Have I mentioned that I'm an only-child? There are no siblings to help shoulder the burden of my mother's constant concern, nagging and attention. No brothers to be lectured about the importance of getting enough sleep at night. No sisters to withstand the constant nagging to floss. "You don't want your teeth to fall out, do you?!"

But it's hard for us, living so far apart. How else do you expect a sweet Jewish mama to show her "only egg" (my parental nickname has been Egg for years and years) how much she loves her when she's on the other side of the continent? A little nagging here, a little (ok, a lot) worrying there.

"Mom, I'm 35 years old. I'll make a dentist appointment when I get a chance. Stop worrying!"

"I will never stop worrying about you, so tough."
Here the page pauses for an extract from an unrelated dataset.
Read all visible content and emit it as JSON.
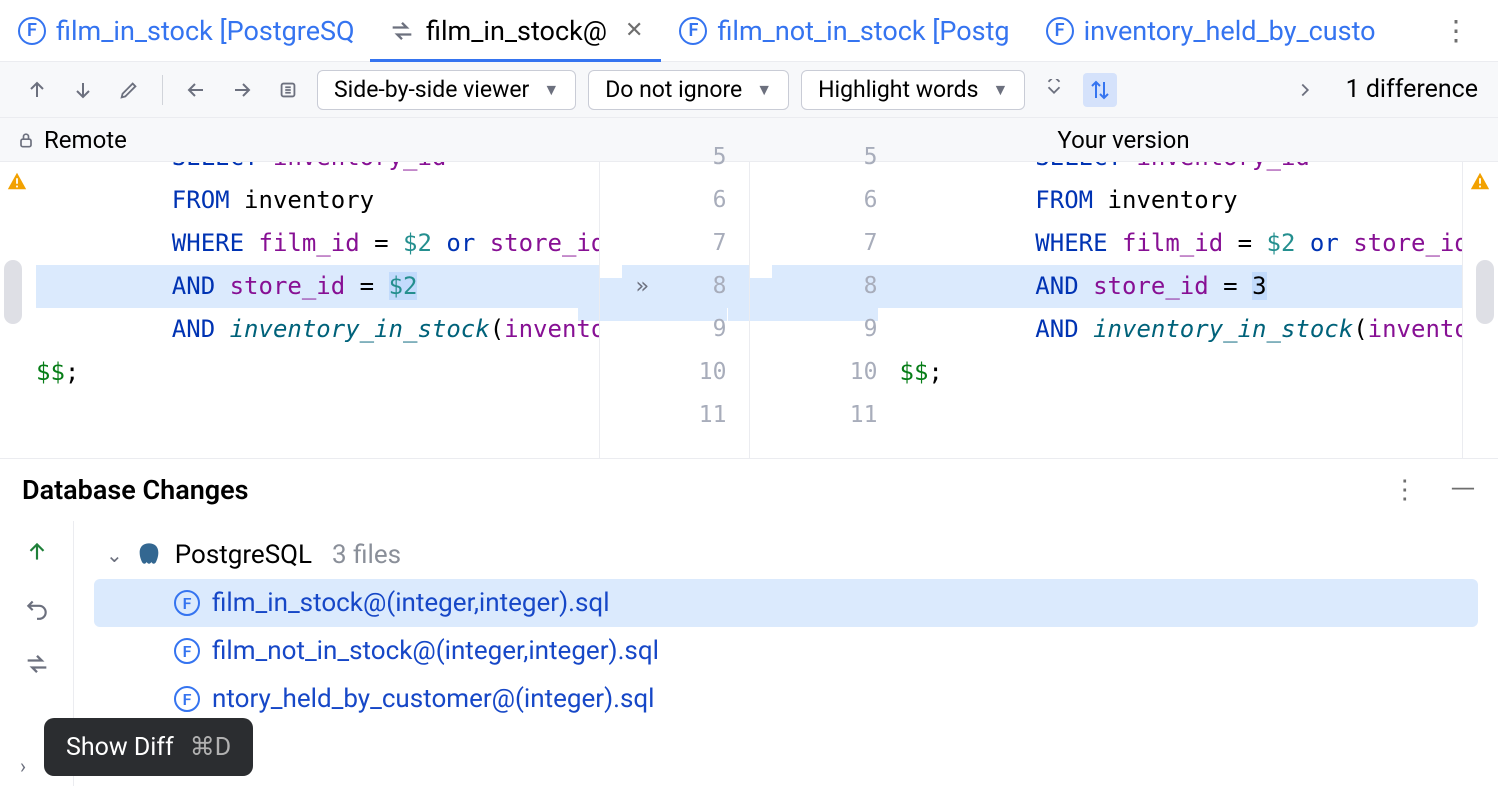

Sounds suffocating, doesn't it? And at times, I admit, I get frustrated and annoyed and feel nagged to my wit's end. But after a deep breath, I realize how much she loves me and that she's just trying to show it long distance. The tirades are like giant interstate hugs and homemade matzoball soup in the form of persistent badgering. Besides, when I can get her to stop harassing me about all things health-related, she's wise, spiritual, supportive, gives good advice, dishes about make-up and celeb gossip with the best of 'em, laughs at my lame jokes, and cracks me up. Ok, so I admit it. She's one of my best friends.

Lately, she and my dad have become addicted to, of all things, "Sex in the City" reruns on TBS. No, I'm not kidding. (And for those of you who have met my dad, I'll say it again, "no, I'm not kidding.") So now, in addition to the ubiquitous kvetching, I am bombarded with her new-found knowledge of cheesy sex slang.

"Do you know what a 'happy ending' is?"
"Have you ever heard the term 'teabags' (sic)?"

Did I mention I'm an only-child?

4 Comments:

At 4:10 PM , Blogger Flipsycab said...

OMG!! Can't stop laughing! Spitting out chips!!! Can't imagine my parental units using the term "teabags" in a conversation not about Orange Pekoe or English Breakfast!!!

Choking on my lunch!!! HAHAHAHAHAHAHAHAHA!!!

 
At 4:11 PM , Blogger ZigKvetch said...

I know... I'm so proud.

 
At 8:21 AM , Blogger Skeezix said...

bloody brillant. Zig, you, light up my life. You make me whole.

Oh, shit.

I just quoted song lyrics. Someone come shake me vicisously until I snap out of it.

 
At 8:57 AM , Blogger PSUMommy said...

Wow, I think I have a Jewish Mother! Well, except for the whole fertility thing. And she only lives an hour away. But if we DID live that far away, she'd be like a Jewish Mother. Oh, and we aren't Jewish...is that an actual requirement??

LOVED the entry- my daughter thinks I'm nuts 'cause I'm laughing so hard!